Thank you for reading.

Friday 2 December 2016

Penultimate Physiotherapy Appointment???

I did mean to write this post last Friday, but I've been struggling a lot with severe fatigue. I've not been able to get much done at all, because I've been falling asleep in the day time, and it has been very difficult to rouse me and keep me awake. I did see the GP about this recently and had some blood tests (only for B12, Folates, and Full Blood Count though?). My B12 came back low again, but the GP wants to see if I can increase it by altering my diet. If in three months it's still low, I'll be prescribed B12 tablets. I'm not completely happy with this, as my Vitamin D tends to frequently be low, and TSH tends to be high, (and neither were tested) but I guess I can wait three months and ask for more tests if I'm still having severe fatigue.

Ok, onto my physio appointment! Please read my recent post Bendy Life if you want to catch up.

My second appointment was a surprisingly quick one! The physiotherapist asked how I'd been getting on with my exercises and if I'd bought/been using the insole arch supports. I said that I'd been coping well with the exercises (with not too much pain during) but hadn't found any real improvement with my dislocating left knee. She decided to make one of the exercises slightly harder, in the hopes that it will do more to strengthen my muscles. It did hurt a bit more, when I tried it out, but not an unreasonable amount *insert cheesy joke about No Pain, No Gain here*

She also tried me with Kinesiology tape. At first, she wanted to use more conventional tape (I'm not sure of the proper name for this) but I told her about how easily my skin rips and bruises with tape such as micropore. She said the conventional tape definitely wouldn't suit me then! The Kinesiology tape suited me very well, and I've ordered some to use at home or on extra bendy days.  She showed me how to apply the tape around and under my kneecap. I found it really helped support my knee, and it didn't constantly feel as if it would dislocate. Believe me, this felt like such a relief! Having to think about every step you make, in order to avoid subluxations/dislocations, is not fun!

The session pretty much ended after this!
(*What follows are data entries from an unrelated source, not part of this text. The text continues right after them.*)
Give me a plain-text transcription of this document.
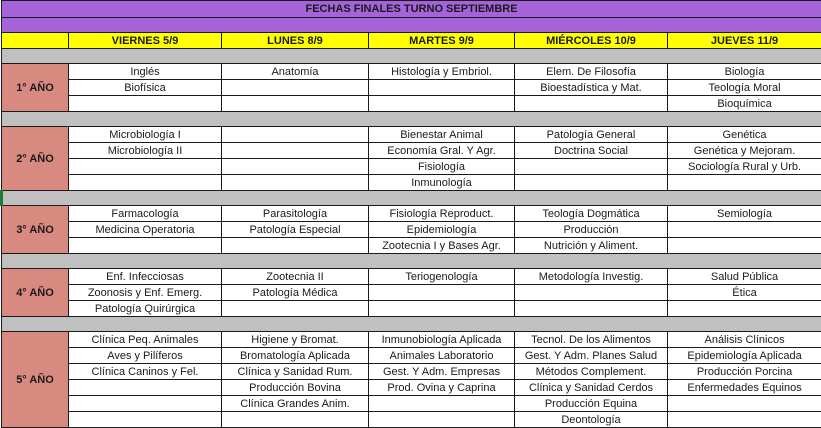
FECHAS FINALES TURNO SEPTIEMBRE					

	VIERNES 5/9	LUNES 8/9	MARTES 9/9	MIÉRCOLES 10/9	JUEVES 11/9

1° AÑO	Inglés	Anatomía	Histología y Embriol.	Elem. De Filosofía	Biología
	Biofísica			Bioestadística y Mat.	Teología Moral
					Bioquímica

2° AÑO	Microbiología I		Bienestar Animal	Patología General	Genética
	Microbiología II		Economía Gral. Y Agr.	Doctrina Social	Genética y Mejoram.
			Fisiología		Sociología Rural y Urb.
			Inmunología		

3° AÑO	Farmacología	Parasitología	Fisiología Reproduct.	Teología Dogmática	Semiología
	Medicina Operatoria	Patología Especial	Epidemiología	Producción	
			Zootecnia I y Bases Agr.	Nutrición y Aliment.	

4° AÑO	Enf. Infecciosas	Zootecnia II	Teriogenología	Metodología Investig.	Salud Pública
	Zoonosis y Enf. Emerg.	Patología Médica			Ética
	Patología Quirúrgica				

5° AÑO	Clínica Peq. Animales	Higiene y Bromat.	Inmunobiología Aplicada	Tecnol. De los Alimentos	Análisis Clínicos
	Aves y Pilíferos	Bromatología Aplicada	Animales Laboratorio	Gest. Y Adm. Planes Salud	Epidemiología Aplicada
	Clínica Caninos y Fel.	Clínica y Sanidad Rum.	Gest. Y Adm. Empresas	Métodos Complement.	Producción Porcina
		Producción Bovina	Prod. Ovina y Caprina	Clínica y Sanidad Cerdos	Enfermedades Equinos
		Clínica Grandes Anim.		Producción Equina	
				Deontología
I was very surprised, as the last one was so much longer. The physiotherapist also asked if I wanted another appointment. It seemed that she wanted this to be the last session; which I found really surprising! If I remember correctly, at my Orthopaedic assessment, it was recommended that I have physiotherapy long term. I did ask for another appointment after Christmas; to give me time to see if there's any improvement. I think this might be my last appointment though! I was too taken aback to really say anything about that, but I went home very confused. I'd have understood if I had noticed a lot of improvement, but hardly a thing had changed since my last appointment!